Bei Decca Records war bereits ihr Album „29 Nights“ erschienen, auf dem Danni Leigh mit rassiger, urwüchsiger Honky Tonk Music brilliert, die starke Einflüsse des Bakersfield Sound der 60er Jahre erkennen läßt. Bei Sony glaubte man das Talent richtig umsetzen zu können. Mit Richard Bennett und Emory Gordy Jr. teilten sich zwei renommierte Produzenten die Arbeit am Monument-Album. „Honey I Do“ hieß die erste Single (das Video dazu hatte uns „heiß“ gemacht), sie kletterte auf Platz 59, „I Don´t Feel That Way“ erging es mit Platz 56 kaum besser.

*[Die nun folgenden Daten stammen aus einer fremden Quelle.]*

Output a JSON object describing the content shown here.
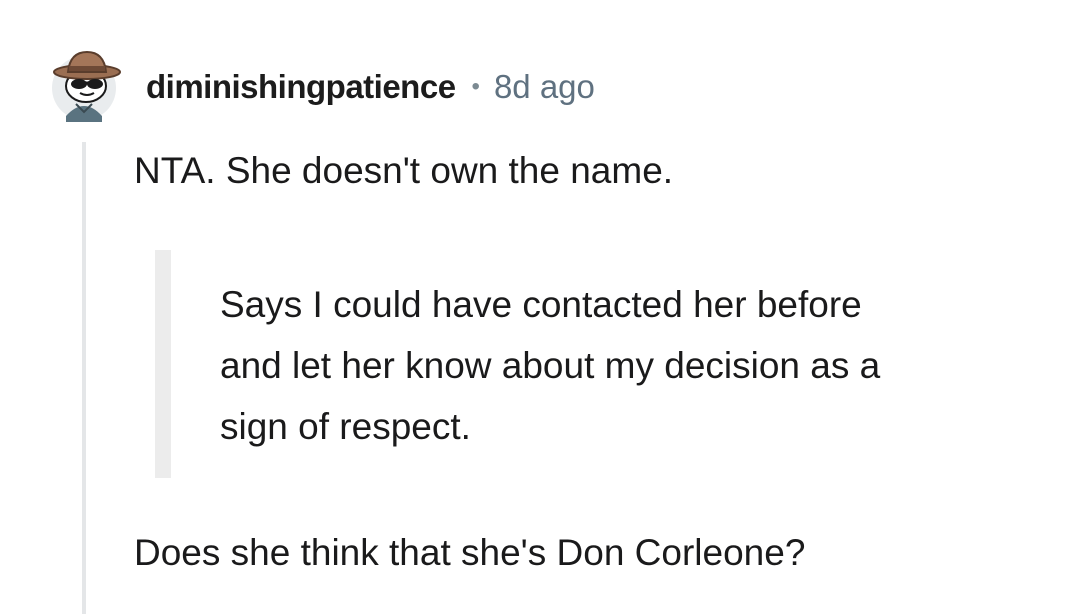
{
  "comment": {
    "author": {
      "username": "diminishingpatience",
      "avatar_icon": "snoo-avatar-icon"
    },
    "separator": "•",
    "timestamp": "8d ago",
    "body": {
      "paragraph_1": "NTA. She doesn't own the name.",
      "blockquote_lines": [
        "Says I could have contacted her before",
        "and let her know about my decision as a",
        "sign of respect."
      ],
      "paragraph_2": "Does she think that she's Don Corleone?"
    }
  },
  "colors": {
    "text": "#1a1a1b",
    "muted": "#5f7180",
    "thread_line": "#e4e6e8",
    "quote_bar": "#ececec"
  }
}
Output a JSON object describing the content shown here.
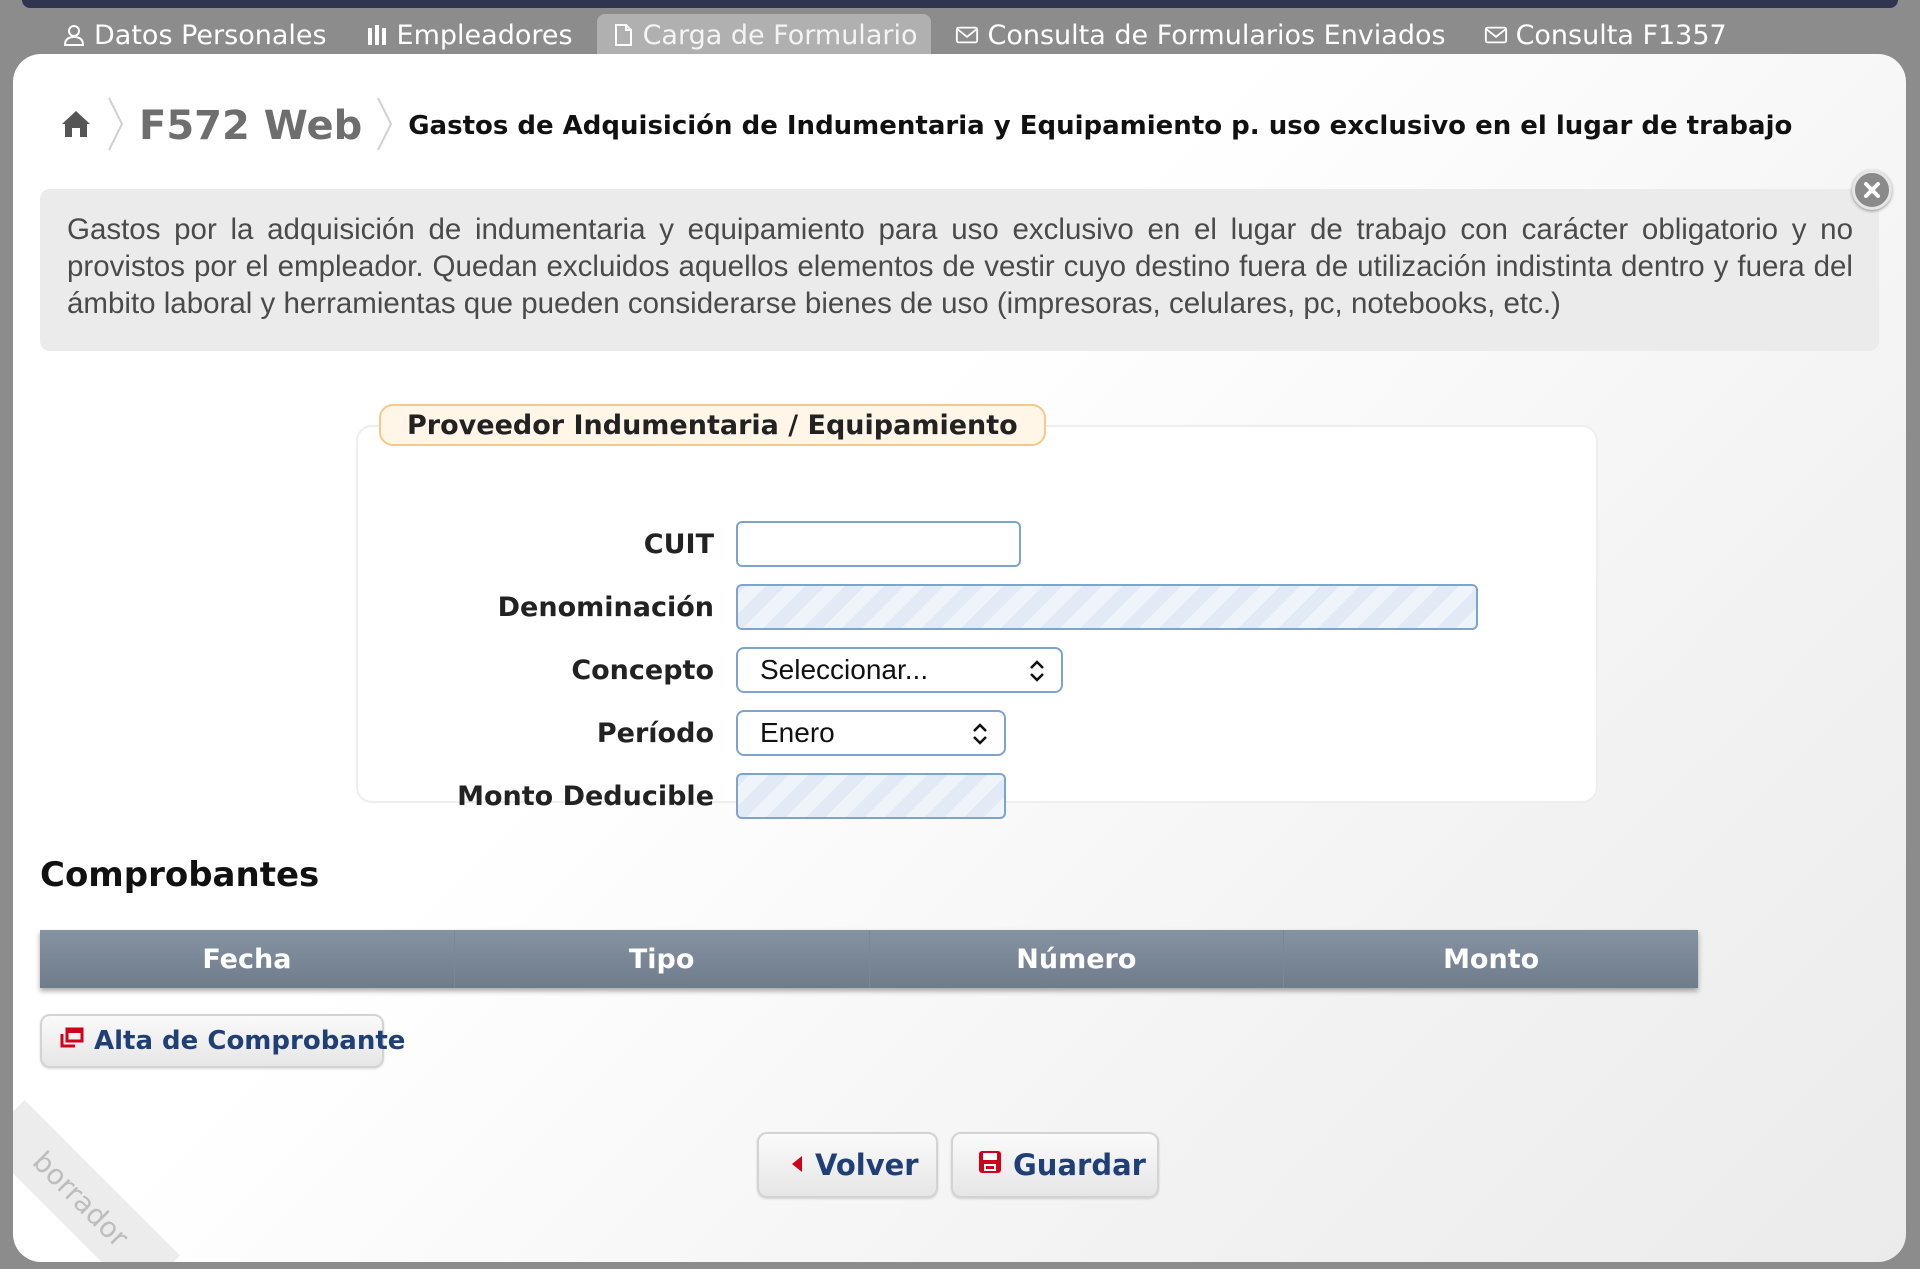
{
  "tabs": [
    {
      "label": "Datos Personales",
      "icon": "user-icon",
      "active": false
    },
    {
      "label": "Empleadores",
      "icon": "building-icon",
      "active": false
    },
    {
      "label": "Carga de Formulario",
      "icon": "document-icon",
      "active": true
    },
    {
      "label": "Consulta de Formularios Enviados",
      "icon": "envelope-icon",
      "active": false
    },
    {
      "label": "Consulta F1357",
      "icon": "envelope-icon",
      "active": false
    }
  ],
  "breadcrumb": {
    "app": "F572 Web",
    "page": "Gastos de Adquisición de Indumentaria y Equipamiento p. uso exclusivo en el lugar de trabajo"
  },
  "info_text": "Gastos por la adquisición de indumentaria y equipamiento para uso exclusivo en el lugar de trabajo con carácter obligatorio y no provistos por el empleador. Quedan excluidos aquellos elementos de vestir cuyo destino fuera de utilización indistinta dentro y fuera del ámbito laboral y herramientas que pueden considerarse bienes de uso (impresoras, celulares, pc, notebooks, etc.)",
  "form": {
    "legend": "Proveedor Indumentaria / Equipamiento",
    "cuit_label": "CUIT",
    "cuit_value": "",
    "denominacion_label": "Denominación",
    "denominacion_value": "",
    "concepto_label": "Concepto",
    "concepto_value": "Seleccionar...",
    "periodo_label": "Período",
    "periodo_value": "Enero",
    "monto_label": "Monto Deducible",
    "monto_value": ""
  },
  "comprobantes": {
    "title": "Comprobantes",
    "columns": [
      "Fecha",
      "Tipo",
      "Número",
      "Monto"
    ],
    "add_label": "Alta de Comprobante"
  },
  "actions": {
    "back_label": "Volver",
    "save_label": "Guardar"
  },
  "watermark": "borrador",
  "colors": {
    "accent_text": "#1f3f75",
    "table_header": "#7a8797",
    "legend_border": "#f5c98a",
    "danger_icon": "#d0021b"
  }
}
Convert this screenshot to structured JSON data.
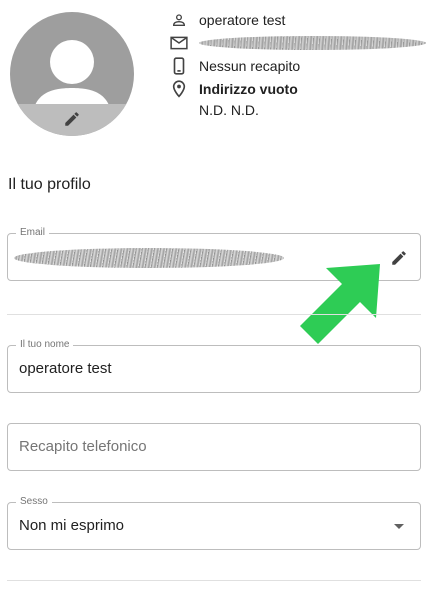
{
  "header": {
    "user_name": "operatore test",
    "email_value": "",
    "phone": "Nessun recapito",
    "address_title": "Indirizzo vuoto",
    "address_line": "N.D. N.D."
  },
  "section_title": "Il tuo profilo",
  "fields": {
    "email": {
      "label": "Email",
      "value": ""
    },
    "name": {
      "label": "Il tuo nome",
      "value": "operatore test"
    },
    "phone": {
      "placeholder": "Recapito telefonico",
      "value": ""
    },
    "sex": {
      "label": "Sesso",
      "value": "Non mi esprimo"
    }
  },
  "colors": {
    "avatar_bg": "#9e9e9e",
    "avatar_band": "#bdbdbd",
    "arrow": "#2ecc55",
    "border": "#bdbdbd"
  },
  "icons": [
    "person-icon",
    "mail-icon",
    "phone-icon",
    "location-icon",
    "edit-icon",
    "dropdown-arrow-icon"
  ]
}
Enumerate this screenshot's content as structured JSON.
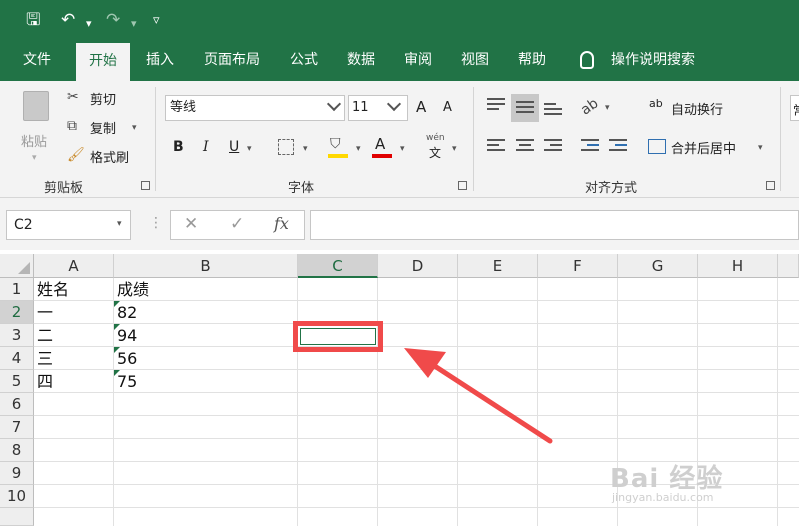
{
  "quick_access": {
    "save": "🖫",
    "undo": "↶",
    "redo": "↷",
    "customize": "▿",
    "dropdown": "▾"
  },
  "tabs": [
    "文件",
    "开始",
    "插入",
    "页面布局",
    "公式",
    "数据",
    "审阅",
    "视图",
    "帮助"
  ],
  "active_tab": "开始",
  "tell_me": "操作说明搜索",
  "ribbon": {
    "clipboard": {
      "paste": "粘贴",
      "cut": "剪切",
      "copy": "复制",
      "format_painter": "格式刷",
      "label": "剪贴板"
    },
    "font": {
      "name": "等线",
      "size": "11",
      "grow": "A",
      "shrink": "A",
      "bold": "B",
      "italic": "I",
      "underline": "U",
      "pinyin_top": "wén",
      "pinyin_char": "文",
      "color_letter": "A",
      "label": "字体"
    },
    "alignment": {
      "wrap_text": "自动换行",
      "wrap_icon": "ab",
      "merge_center": "合并后居中",
      "label": "对齐方式"
    },
    "next_group_partial": "常"
  },
  "formula_bar": {
    "name_box": "C2",
    "cancel": "✕",
    "enter": "✓",
    "fx": "fx",
    "value": ""
  },
  "columns": [
    "A",
    "B",
    "C",
    "D",
    "E",
    "F",
    "G",
    "H"
  ],
  "rows": [
    "1",
    "2",
    "3",
    "4",
    "5",
    "6",
    "7",
    "8",
    "9",
    "10"
  ],
  "cells": {
    "A1": "姓名",
    "B1": "成绩",
    "A2": "一",
    "B2": "82",
    "A3": "二",
    "B3": "94",
    "A4": "三",
    "B4": "56",
    "A5": "四",
    "B5": "75"
  },
  "watermark": {
    "brand": "Bai 经验",
    "url": "jingyan.baidu.com"
  },
  "colors": {
    "accent": "#217346",
    "highlight": "#f04a4a",
    "fill_color": "#ffd800",
    "font_color": "#e00000"
  }
}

Für Sony Grund genug, alle Aktivitäten zu stoppen: „Wir haben eine halbe Million investiert, sie dem Radio schmackhaft zu machen. Aber unsere Richtung mit ihr und die des Radios waren zu verschieden! Country Radio ist fast zur reinen Pop Music geworden, insbesondere was Sängerinnen angeht. Danni aber ist richtig traditionell“ So hörte man von Sony. Und Danni Leigh ergänzte: „Ich weiß nicht, was ich falsch gemacht habe, warum man mich im Radio nicht spielt. Ich würde viel darum geben, meine Songs dort zu hören.“ Möglicherweise stand ihr das an Dwight Yoakam angelegte Image im Weg. Mit Yoakam ging sie im übrigen sehr erfolgreich auf Tour. Doch so etwas reicht nicht. Sony dazu: „Dwight ist auch nicht mehr oft im Radio zu hören.
Unserer Strategie zufolge muß ein Album auf einer Hit-Single aufgebaut werden. Die Tour mit Yoakam war nicht ausschlaggebend. Man kann den ganzen Apparat, der mit einer Veröffentlichung verbunden ist, nicht nur aufgrund einer Tournee in Gang setzen. Ohne einen Single-Hit hat es keinen Sinn.“ Man trennte sich. Doch dann machten sich die Danni Leigh Fans bemerkbar, insbesondere über E-mail und Internet-Anfragen. Mit Erfolg, denn diese Nachfrage verhinderte, daß Leigh’s Album im Archiv versauerte. Leigh und Managerin Biddy waren derweil nicht untätig. Inzwischen ist Danni Leigh bei Audium unter Vertrag und befindet sich dort immerhin in Gesellschaft von Loretta Lynn, den Tractors und den Kentucky HeadHunters. Das zu Koch International gehörende Label geht andere als die üblichen Vermarktungswege und setzt dabei vermehrt auf die neuen Medien, weniger auf herkömmliche Plattenläden. Dort will man bis Herbst ein „richtiges Danni Leigh Album“ produzieren. „Kreative Freiheit, Integrität und Individualität sind keine Fremdworte bei Audium“, freut sich Danni Leigh. „Es gibt heute ganz andere Wege, die Musik unter die Leute zu bringen, die wollen wir nutzen. Aber auch die traditionellen Schienen, nämlich das Touren und der direkte persönliche Kontakt mit den Leuten.“ Gut vorstellbar, das Danni Leigh dann auch in Germany aufkreuzen könnte.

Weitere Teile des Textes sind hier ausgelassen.